Красные дни. Роман-хроника в двух книгах. Книга вторая
Шрифт:
— Вот, а ты говоришь... — мирно, успокоясь, выговаривал Осетров молодому красноармейцу Комлеву. — Коня уважай, на том наша строевая жизня стоит. Миронов, бывало! Сам под потник залезет рукой, и какую соломку или чего другое найдет — стыда перед всем полком нагонит, а то и наказание! Да в том ли дело — командир был!
— Думенка тоже, бывало, за коня, ежели чего не так, плетюганов через спину раза три вытянет, чтоб не забывал... — сказал кто-то.
И опять примолкли бойцы. Понятно было, о чем вздыхал старый Осетров, зачем помянул бывшего комкора другой боец. С общего молчаливого согласия главенствовало мнение, что страшный разгром ныне красная конница понесла исключительно из-за
Какой-то рябой и тоже пожилой конник обмял морщинистое лицо огромной, мозольной пятерней, сморщился, как от боли, и сказал, глядя в землю меж своих рваных опорок, в какие был обут без портянок, на босу ногу.
— А все же, кубыть, он и есть-то... Бог, Саваох! Ей-богу, сидить, гдей-то за облаком, проклятый, и доглядает за всем, что тут деется, пра! Есть! Руку на отсечение!..
Бойцы приободрились, подняли головы, кто-то засмеялся. Тут все были безбожники.
— Эт ты ради чего? — спросил Комлев.
— Гляди, Родин, услышит политрук, он те растолкует! И про бога, и про все прочее!

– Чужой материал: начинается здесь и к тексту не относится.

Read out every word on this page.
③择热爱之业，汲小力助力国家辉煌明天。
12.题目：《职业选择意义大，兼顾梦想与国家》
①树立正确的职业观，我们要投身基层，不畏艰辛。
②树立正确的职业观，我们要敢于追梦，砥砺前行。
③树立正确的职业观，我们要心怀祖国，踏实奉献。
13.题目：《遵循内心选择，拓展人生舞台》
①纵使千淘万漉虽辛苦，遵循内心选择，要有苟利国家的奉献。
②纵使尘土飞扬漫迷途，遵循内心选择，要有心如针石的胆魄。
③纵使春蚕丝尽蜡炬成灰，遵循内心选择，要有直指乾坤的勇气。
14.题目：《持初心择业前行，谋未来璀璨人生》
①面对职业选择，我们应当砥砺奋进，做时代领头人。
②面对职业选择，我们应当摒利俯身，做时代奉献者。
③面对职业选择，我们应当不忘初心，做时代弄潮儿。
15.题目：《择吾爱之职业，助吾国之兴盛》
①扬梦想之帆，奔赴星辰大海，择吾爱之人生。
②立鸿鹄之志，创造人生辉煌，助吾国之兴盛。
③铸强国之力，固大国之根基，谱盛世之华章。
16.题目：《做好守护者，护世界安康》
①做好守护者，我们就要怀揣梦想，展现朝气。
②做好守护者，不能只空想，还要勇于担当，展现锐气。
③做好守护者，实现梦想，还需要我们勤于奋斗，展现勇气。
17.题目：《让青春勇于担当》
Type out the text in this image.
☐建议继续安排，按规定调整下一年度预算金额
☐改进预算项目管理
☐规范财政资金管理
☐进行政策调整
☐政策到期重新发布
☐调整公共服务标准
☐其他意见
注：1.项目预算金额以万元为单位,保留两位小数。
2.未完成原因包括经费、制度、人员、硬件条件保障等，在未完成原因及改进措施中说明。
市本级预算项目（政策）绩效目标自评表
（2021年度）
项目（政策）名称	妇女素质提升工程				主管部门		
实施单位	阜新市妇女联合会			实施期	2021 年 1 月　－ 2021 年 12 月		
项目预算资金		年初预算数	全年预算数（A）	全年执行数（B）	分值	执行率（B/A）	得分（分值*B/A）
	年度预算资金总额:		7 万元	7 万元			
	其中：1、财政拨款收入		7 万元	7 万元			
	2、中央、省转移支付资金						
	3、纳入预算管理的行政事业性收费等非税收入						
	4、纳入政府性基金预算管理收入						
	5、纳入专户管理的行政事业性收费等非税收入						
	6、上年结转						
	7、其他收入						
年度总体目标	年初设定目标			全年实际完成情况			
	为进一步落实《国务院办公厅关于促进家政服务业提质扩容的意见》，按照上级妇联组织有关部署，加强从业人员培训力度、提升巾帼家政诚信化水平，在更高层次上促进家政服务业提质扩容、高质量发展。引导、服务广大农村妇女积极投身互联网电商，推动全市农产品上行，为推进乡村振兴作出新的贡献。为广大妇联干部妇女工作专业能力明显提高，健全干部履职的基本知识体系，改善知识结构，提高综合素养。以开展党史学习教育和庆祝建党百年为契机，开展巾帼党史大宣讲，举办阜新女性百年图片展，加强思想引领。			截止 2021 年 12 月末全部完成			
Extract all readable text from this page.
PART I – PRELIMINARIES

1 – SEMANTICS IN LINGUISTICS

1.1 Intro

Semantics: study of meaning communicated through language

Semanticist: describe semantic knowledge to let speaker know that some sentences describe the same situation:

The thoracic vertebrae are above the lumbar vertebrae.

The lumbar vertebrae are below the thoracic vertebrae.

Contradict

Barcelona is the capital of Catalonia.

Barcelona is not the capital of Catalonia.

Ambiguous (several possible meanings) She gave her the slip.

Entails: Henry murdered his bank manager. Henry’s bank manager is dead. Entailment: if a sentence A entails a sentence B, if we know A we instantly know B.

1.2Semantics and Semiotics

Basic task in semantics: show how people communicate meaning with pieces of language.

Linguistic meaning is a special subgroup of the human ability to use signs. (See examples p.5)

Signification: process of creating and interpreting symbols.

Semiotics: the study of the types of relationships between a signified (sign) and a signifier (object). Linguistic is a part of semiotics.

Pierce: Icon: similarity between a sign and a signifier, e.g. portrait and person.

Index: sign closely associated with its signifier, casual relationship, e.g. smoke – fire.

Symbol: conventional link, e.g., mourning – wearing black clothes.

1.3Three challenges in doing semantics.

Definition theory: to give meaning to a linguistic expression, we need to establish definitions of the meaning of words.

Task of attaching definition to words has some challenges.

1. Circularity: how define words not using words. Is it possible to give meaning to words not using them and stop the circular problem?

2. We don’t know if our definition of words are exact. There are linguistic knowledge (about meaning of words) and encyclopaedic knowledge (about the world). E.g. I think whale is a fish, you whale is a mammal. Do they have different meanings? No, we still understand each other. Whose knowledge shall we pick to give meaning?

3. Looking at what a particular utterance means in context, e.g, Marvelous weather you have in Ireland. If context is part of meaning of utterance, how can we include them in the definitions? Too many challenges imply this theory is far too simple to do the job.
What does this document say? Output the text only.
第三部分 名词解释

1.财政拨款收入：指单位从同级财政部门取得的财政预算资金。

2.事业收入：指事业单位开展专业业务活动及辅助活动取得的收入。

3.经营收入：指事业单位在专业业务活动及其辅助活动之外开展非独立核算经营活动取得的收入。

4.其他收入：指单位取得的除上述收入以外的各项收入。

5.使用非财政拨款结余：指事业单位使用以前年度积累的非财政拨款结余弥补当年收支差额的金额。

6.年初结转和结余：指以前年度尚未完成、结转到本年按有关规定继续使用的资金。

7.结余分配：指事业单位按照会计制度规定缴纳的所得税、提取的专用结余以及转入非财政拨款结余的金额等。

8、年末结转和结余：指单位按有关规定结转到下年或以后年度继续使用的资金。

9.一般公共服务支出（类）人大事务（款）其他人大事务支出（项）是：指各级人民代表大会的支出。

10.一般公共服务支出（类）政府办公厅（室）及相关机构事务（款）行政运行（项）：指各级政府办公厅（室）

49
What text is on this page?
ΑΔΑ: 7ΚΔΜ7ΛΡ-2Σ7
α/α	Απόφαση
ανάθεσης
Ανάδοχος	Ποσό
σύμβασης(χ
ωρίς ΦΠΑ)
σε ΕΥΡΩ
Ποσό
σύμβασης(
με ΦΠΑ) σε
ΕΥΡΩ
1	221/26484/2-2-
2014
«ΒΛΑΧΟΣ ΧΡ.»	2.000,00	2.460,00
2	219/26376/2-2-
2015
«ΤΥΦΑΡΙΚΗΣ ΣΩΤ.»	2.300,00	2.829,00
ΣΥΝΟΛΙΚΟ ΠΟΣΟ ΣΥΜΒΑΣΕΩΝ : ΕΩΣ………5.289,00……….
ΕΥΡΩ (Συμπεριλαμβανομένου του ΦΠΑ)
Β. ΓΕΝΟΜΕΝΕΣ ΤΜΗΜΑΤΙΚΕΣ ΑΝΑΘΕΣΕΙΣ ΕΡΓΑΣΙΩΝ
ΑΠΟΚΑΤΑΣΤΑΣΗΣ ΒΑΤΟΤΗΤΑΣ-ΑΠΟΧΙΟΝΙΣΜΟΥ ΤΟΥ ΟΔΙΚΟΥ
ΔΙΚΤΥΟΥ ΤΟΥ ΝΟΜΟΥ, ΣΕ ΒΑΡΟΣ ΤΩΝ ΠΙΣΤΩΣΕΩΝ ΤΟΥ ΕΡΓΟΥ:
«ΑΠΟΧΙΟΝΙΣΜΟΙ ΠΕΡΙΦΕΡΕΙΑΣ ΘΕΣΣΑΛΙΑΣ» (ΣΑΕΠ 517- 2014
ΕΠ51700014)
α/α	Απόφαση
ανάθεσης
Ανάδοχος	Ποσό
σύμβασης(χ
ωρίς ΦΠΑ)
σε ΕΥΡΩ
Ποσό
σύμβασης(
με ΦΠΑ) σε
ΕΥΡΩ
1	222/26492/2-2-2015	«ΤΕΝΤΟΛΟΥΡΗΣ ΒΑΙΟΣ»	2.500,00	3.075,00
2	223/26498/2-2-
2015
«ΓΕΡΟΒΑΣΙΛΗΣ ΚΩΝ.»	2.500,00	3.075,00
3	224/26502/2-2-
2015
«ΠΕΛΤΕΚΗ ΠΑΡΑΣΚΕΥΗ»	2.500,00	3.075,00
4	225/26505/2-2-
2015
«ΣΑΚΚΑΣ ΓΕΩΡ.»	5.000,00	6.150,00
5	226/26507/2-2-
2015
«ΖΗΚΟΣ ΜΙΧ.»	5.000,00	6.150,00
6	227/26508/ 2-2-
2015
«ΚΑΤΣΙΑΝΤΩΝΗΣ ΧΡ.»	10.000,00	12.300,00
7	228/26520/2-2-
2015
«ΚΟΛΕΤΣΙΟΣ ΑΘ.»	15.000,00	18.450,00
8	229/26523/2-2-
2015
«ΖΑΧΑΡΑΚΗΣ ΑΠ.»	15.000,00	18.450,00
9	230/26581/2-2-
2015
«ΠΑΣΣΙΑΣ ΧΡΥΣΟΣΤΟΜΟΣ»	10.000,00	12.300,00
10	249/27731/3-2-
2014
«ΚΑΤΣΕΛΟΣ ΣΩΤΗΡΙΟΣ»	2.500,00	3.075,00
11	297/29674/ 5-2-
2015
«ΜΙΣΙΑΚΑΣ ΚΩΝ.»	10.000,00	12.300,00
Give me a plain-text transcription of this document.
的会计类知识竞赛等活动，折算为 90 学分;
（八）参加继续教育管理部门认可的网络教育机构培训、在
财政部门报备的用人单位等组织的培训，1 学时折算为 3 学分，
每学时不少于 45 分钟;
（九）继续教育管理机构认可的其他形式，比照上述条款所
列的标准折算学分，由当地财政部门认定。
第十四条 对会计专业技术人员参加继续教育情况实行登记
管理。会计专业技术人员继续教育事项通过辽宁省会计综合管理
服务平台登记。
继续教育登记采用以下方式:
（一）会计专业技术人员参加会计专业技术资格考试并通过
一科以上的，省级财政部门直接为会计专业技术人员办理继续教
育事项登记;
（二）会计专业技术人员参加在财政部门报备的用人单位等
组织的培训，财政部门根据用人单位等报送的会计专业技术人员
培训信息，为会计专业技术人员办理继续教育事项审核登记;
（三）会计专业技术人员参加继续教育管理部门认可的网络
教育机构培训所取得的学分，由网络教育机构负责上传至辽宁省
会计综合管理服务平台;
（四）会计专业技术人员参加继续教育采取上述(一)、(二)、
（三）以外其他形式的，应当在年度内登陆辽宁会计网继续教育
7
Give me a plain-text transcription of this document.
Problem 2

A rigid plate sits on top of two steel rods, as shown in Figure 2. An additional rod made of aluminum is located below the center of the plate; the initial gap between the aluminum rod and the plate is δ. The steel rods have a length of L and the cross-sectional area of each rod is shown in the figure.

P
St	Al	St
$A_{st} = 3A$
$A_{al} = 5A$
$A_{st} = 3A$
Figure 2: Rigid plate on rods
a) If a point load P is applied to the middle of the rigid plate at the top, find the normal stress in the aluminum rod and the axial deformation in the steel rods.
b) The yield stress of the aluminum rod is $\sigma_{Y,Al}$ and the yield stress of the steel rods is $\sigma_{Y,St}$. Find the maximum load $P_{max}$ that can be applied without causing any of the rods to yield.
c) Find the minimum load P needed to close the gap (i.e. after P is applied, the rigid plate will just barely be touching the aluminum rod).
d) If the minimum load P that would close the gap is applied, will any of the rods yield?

— А как — нет, братцы? — упорствовал бесстрашный и рябой с лица Родин. — Вот возьмите сами, как это у них все вышло. Съели, значит, доброго командира, Думенку... Ну, какой всех до себя собрал и повел! У кого сроду и потерь таких не было, потому как не доверял этим штабам, где разные благородия позасели! Сам видел, не с чужих слов говорю: бывало, возьмет станцию, беляков порубит, патронные двуколки заберет в обоз, а тоды уж докладаит в верхи: задача ваша лихим ударом красной конницы выполнена! А задачи такой и не было, токо собирались, значит, ее давать... Да, все на три аршина в землю видал! Кабы не он, досе на Сале бои шли с переменным успехом, им ведь и война-то не в тягость, чужими-то руками и потрохами... И вот его порешили, и сел этот Жлоба в чужое седло... Кинулся, как бывало, Борис Мокеич: за мной, орлы, в атаку, руби! А не вышло: голова не та, разведки той нету, забота не за бойца, а за свою кальеру, черти...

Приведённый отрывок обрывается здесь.